Os objetos foram enterrados dentro de um vaso de cerâmica. As peças dentro do pote incluem ornamentos florais martelados à mão e pingentes triangulares incrustados com pedras semipreciosas coloridas, pulseiras de contas, espaçadores de ouro, fragmentos de cobre oxidado e folhas de ouro. O objeto maior é um ornamento em forma de disco decorado com pedras incrustadas de cores diferentes.
Localizada no centro da Península Arábica, Dariyah foi uma parada importante na rota de peregrinação Basran Hajj entre o Iraque e Meca durante o Califado Abássida (750-1258 DC).A mesma rota usada pelos peregrinos também era uma rota comercial. A elevada qualidade dos objectos do tesouro, as matérias-primas, o artesanato e a ourivesaria, atestam a riqueza das gentes que passaram por Dariyah, sejam peregrinos ou mercadores.
A descoberta dos alicerces de pedra, paredes de tijolos de barro com interiores rebocados, lareiras, vidros nas escavações desta temporada são provas de que o local não era apenas para quem passava. Houve um assentamento permanente aqui no século IX, então o tesouro pode ter sido enterrado por alguém que morava lá, e não apenas por alguém de passagem.
Uma parada ao longo de tal rota poderia tornar-se um centro de intercâmbio pequeno, mas ativo. As joias de ouro se encaixam nessa imagem. Sugere um assentamento ligado ao movimento, ao dinheiro e ao contato cultural durante os primeiros séculos islâmicos.(…)

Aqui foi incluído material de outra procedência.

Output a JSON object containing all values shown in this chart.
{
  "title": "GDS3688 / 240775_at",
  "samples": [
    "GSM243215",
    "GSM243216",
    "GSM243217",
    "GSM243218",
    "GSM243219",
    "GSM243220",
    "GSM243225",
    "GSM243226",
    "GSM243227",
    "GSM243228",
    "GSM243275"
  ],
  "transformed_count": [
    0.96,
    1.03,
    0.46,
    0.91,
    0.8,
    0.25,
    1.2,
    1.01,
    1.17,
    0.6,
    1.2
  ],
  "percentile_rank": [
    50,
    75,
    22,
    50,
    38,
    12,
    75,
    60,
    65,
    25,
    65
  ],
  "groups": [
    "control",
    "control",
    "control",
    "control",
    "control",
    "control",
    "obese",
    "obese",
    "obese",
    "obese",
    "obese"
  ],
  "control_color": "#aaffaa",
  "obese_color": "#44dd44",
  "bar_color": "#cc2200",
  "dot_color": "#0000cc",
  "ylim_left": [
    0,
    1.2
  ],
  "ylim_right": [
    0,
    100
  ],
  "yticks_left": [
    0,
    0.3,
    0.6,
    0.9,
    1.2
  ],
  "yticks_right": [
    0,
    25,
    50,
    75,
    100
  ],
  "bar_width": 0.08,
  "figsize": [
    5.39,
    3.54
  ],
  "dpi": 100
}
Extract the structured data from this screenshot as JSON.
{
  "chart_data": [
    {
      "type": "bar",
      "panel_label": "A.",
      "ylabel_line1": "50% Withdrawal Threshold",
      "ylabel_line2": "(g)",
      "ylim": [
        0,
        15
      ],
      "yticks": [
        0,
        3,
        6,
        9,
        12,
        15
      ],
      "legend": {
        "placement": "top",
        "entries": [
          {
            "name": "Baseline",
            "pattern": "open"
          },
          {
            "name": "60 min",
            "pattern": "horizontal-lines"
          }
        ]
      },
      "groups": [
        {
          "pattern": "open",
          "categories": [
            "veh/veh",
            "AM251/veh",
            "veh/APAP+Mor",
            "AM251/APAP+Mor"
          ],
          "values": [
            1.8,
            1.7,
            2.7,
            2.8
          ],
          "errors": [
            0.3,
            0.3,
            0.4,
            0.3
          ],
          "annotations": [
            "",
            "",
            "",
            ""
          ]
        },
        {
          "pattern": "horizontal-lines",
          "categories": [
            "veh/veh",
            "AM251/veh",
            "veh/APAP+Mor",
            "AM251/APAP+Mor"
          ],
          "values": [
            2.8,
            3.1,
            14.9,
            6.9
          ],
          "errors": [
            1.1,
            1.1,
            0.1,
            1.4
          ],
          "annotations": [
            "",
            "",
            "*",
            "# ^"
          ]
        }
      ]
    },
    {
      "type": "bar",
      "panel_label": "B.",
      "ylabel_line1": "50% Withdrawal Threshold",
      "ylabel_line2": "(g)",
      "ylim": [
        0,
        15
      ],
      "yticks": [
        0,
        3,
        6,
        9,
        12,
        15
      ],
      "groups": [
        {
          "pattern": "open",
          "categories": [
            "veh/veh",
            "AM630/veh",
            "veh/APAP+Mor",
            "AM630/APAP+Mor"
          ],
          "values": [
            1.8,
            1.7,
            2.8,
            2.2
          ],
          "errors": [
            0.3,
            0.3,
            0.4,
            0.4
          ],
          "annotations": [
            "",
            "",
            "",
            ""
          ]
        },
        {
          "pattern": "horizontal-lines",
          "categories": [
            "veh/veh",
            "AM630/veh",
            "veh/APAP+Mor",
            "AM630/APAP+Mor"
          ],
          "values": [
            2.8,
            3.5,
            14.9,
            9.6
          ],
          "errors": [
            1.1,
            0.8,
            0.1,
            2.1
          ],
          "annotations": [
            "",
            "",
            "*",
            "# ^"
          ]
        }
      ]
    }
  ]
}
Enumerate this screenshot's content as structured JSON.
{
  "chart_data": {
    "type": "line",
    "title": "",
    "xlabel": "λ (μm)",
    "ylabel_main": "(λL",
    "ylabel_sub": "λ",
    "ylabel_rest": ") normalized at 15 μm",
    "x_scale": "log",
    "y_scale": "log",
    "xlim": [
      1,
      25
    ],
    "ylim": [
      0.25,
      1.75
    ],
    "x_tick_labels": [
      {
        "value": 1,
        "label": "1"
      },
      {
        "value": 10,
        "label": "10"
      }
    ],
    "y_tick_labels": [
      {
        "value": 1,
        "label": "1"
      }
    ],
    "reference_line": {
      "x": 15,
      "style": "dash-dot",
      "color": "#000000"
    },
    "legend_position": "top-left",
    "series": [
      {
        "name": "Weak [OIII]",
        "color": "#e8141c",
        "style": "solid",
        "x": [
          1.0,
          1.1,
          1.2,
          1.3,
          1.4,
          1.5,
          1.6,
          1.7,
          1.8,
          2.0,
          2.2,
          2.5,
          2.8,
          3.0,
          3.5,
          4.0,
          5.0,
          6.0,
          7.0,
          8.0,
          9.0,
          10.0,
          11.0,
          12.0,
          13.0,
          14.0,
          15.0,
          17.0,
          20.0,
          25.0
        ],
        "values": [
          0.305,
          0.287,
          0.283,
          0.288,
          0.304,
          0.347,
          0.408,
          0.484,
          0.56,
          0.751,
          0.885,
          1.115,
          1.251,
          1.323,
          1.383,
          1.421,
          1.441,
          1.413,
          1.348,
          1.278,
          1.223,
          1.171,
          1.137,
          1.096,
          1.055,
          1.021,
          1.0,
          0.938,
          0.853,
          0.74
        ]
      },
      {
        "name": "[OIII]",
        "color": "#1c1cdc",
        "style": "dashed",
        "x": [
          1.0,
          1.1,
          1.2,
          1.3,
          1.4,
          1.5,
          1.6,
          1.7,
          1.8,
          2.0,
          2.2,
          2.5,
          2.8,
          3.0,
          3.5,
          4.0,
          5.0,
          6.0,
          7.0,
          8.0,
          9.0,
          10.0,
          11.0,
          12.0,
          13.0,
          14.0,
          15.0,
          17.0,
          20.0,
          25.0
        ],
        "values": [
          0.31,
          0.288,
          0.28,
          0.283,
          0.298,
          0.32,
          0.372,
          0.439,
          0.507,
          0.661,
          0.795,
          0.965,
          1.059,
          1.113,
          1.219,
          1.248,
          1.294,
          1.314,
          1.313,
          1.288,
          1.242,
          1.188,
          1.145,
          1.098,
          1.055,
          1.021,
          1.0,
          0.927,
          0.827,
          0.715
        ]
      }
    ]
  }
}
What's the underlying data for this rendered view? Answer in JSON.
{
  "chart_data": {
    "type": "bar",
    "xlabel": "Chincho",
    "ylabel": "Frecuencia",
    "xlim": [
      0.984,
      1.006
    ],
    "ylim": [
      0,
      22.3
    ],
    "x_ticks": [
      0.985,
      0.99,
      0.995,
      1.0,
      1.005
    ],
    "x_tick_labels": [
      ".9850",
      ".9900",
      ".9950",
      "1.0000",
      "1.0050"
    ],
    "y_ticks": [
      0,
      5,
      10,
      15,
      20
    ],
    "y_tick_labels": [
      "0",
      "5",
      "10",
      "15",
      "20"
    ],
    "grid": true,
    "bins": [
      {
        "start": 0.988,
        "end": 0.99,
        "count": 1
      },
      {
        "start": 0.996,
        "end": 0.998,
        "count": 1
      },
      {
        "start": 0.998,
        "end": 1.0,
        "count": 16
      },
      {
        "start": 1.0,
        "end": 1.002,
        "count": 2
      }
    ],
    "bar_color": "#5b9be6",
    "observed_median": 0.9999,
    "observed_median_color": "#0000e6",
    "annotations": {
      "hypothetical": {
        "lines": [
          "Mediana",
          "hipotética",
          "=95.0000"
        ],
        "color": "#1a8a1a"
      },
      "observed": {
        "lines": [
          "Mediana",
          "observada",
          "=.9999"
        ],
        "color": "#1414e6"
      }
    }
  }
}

Esse cenário arqueológico mais amplo é importante. Sem ela, as joias seriam apenas um belo tesouro. Com isso, a descoberta torna-se evidência de um assentamento habitado ligado ao comércio e à peregrinação do período Abássida. (…)
A coleção de ouro Dariyah agora acrescenta um novo capítulo vívido à arqueologia da antiga Arábia Islâmica. Mostra que as rotas desérticas do mundo abássida não eram passagens vazias entre cidades. Eram corredores ativos onde a fé, o comércio e o artesanato luxuoso podiam se encontrar.